F.D. Grave & Son of New Haven, Connecticut, is behind the Muniemaker cigar brand.
Mark Vaughan
From the Print Edition:
Fidel Castro, Summer 94

(continued from page 4)


In the early 1900s, F. D. Grave sold about half of its annual production of 5 million cigars in Connecticut and the other half via mail order throughout the United States. By midcentury, that market had shifted, and nearly all of the production was sold in the company's home state. "When Dick and I first came on board we were selling all our cigars out of the back of cars," recalls Fred Grave. "We had 16 salesmen, and every day they'd fill up the trunks of their cars and head out to service their accounts. Imagine selling 7 million cigars out of the back of a car."

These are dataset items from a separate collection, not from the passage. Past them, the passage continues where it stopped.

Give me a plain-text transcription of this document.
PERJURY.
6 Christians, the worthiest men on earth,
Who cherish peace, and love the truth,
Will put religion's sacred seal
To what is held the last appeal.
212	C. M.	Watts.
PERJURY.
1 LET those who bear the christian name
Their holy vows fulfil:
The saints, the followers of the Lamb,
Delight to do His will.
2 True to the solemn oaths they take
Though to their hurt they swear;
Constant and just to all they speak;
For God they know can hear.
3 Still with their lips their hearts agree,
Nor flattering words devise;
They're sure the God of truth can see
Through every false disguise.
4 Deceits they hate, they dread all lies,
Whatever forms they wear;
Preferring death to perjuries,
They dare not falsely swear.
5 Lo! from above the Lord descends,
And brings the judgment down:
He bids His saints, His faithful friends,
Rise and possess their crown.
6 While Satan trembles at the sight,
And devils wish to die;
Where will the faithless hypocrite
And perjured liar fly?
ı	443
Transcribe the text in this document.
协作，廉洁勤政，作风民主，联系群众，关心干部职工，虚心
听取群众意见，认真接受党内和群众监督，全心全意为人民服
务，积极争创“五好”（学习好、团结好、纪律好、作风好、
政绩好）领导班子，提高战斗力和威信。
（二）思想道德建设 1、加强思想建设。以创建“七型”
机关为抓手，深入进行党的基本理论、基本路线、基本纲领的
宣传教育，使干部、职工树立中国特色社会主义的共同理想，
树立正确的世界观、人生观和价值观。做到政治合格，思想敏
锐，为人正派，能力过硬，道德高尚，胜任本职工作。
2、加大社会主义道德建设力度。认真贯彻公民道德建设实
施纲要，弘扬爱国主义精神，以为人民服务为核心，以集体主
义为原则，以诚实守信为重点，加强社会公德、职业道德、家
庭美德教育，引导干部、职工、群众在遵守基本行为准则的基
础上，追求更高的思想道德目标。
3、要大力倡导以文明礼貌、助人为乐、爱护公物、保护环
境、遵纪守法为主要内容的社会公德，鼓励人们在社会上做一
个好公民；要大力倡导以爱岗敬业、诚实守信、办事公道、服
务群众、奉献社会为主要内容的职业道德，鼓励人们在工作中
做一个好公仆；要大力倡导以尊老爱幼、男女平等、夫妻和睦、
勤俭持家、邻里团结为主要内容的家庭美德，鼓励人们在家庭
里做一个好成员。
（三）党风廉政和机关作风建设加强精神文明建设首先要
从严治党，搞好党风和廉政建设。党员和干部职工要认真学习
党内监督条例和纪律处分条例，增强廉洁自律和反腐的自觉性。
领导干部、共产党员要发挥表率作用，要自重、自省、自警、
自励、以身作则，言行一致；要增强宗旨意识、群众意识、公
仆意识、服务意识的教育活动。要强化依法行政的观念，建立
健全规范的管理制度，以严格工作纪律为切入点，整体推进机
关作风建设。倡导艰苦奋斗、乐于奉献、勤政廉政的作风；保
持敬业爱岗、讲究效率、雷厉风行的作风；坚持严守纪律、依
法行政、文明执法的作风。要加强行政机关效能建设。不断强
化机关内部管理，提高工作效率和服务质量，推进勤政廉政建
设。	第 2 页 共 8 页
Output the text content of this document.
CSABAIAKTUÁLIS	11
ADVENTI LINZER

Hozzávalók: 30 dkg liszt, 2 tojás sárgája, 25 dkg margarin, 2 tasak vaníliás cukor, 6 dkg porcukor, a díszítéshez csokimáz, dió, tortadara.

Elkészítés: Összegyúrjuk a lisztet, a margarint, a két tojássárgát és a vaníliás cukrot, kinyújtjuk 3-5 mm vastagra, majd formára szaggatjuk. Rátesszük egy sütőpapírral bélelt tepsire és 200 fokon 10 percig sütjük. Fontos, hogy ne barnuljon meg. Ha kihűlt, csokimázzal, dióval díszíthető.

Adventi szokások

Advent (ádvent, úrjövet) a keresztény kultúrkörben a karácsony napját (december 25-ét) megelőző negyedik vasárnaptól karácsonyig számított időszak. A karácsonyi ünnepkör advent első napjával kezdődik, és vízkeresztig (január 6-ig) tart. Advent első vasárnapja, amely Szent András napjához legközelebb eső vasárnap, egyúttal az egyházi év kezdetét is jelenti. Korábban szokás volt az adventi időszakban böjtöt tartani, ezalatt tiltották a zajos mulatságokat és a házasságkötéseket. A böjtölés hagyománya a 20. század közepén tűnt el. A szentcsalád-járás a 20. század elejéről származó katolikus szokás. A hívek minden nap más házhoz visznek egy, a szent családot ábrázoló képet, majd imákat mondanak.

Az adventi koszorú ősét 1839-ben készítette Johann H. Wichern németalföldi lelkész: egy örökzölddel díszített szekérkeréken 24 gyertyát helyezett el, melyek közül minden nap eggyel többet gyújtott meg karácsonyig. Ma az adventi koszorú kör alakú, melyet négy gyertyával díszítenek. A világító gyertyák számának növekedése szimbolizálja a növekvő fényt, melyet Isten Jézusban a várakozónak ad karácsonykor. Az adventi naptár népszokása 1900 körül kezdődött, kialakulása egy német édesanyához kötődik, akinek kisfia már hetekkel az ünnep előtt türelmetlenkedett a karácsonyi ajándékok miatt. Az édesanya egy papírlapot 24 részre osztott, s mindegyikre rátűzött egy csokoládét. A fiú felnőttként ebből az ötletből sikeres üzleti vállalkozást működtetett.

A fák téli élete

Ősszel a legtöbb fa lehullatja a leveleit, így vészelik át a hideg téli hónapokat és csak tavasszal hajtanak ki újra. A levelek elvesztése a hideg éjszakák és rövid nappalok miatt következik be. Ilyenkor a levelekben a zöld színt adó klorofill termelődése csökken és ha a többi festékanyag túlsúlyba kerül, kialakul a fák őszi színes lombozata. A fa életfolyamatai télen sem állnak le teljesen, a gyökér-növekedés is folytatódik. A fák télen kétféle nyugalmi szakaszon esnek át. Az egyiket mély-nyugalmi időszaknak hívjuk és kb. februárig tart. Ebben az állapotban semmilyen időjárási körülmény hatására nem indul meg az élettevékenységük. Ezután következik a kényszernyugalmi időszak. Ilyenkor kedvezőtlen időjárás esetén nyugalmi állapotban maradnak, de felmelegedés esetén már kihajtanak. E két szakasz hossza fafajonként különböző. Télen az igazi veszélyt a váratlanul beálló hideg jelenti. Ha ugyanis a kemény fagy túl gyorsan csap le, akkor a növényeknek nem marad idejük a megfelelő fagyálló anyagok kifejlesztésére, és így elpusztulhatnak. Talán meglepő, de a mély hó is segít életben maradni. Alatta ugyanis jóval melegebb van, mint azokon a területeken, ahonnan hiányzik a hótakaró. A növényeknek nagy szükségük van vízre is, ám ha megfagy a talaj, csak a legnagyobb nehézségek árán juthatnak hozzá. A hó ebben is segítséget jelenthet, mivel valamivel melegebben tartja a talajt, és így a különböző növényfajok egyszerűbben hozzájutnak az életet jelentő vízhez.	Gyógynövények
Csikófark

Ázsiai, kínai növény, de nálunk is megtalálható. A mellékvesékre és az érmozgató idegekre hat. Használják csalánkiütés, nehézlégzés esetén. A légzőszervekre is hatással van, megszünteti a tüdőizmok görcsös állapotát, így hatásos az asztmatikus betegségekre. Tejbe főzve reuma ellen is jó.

But as times change, observes Fred Grave, so do markets. By the mid-1980s, the company's survival depended upon expanding its reach. "We found a niche for ourselves in the upscale cigar stores that began popping up in malls all across the country," says Grave. "They had the expensive brands, and they had the cheap brands, but there was really nothing in between."

Today the company's major markets include California, Ohio, Washington D.C. and the state of Washington as well as Connecticut. The last salesman retired in 1990, and now, apart from the few direct orders they receive in their New Haven headquarters, all F. D. Grave & Son cigars are sold through independent distributors. But personal contact remains an important element of the company's marketing strategy. "Dorothy, Dick and I still make courtesy calls on all of our accounts," says Fred Grave. "We try to visit every store that handles our cigars at least once every two years. And you know, they're always happy to see us."

Neither Fred nor Dick have any plans to retire. "Dad worked here until the day he died," says Dick Grave. Adds his brother, "This is sort of our home away from home, and as long as our health holds out, we'll probably hang in here. Anyway, the numbers don't mean much; there's no law that says you have to quit working when you turn 70."

What about the company's future? "Who knows? Dorothy is committed, and little Charlie seems to be literally growing up in the business," says Fred Grave. "There will always be cigar smokers, and there will always be a market niche for a good, moderately priced cigar."

"Anyway," he adds with a laugh, "they say nothing dies slower than a family cigar business. It just seems to puff along."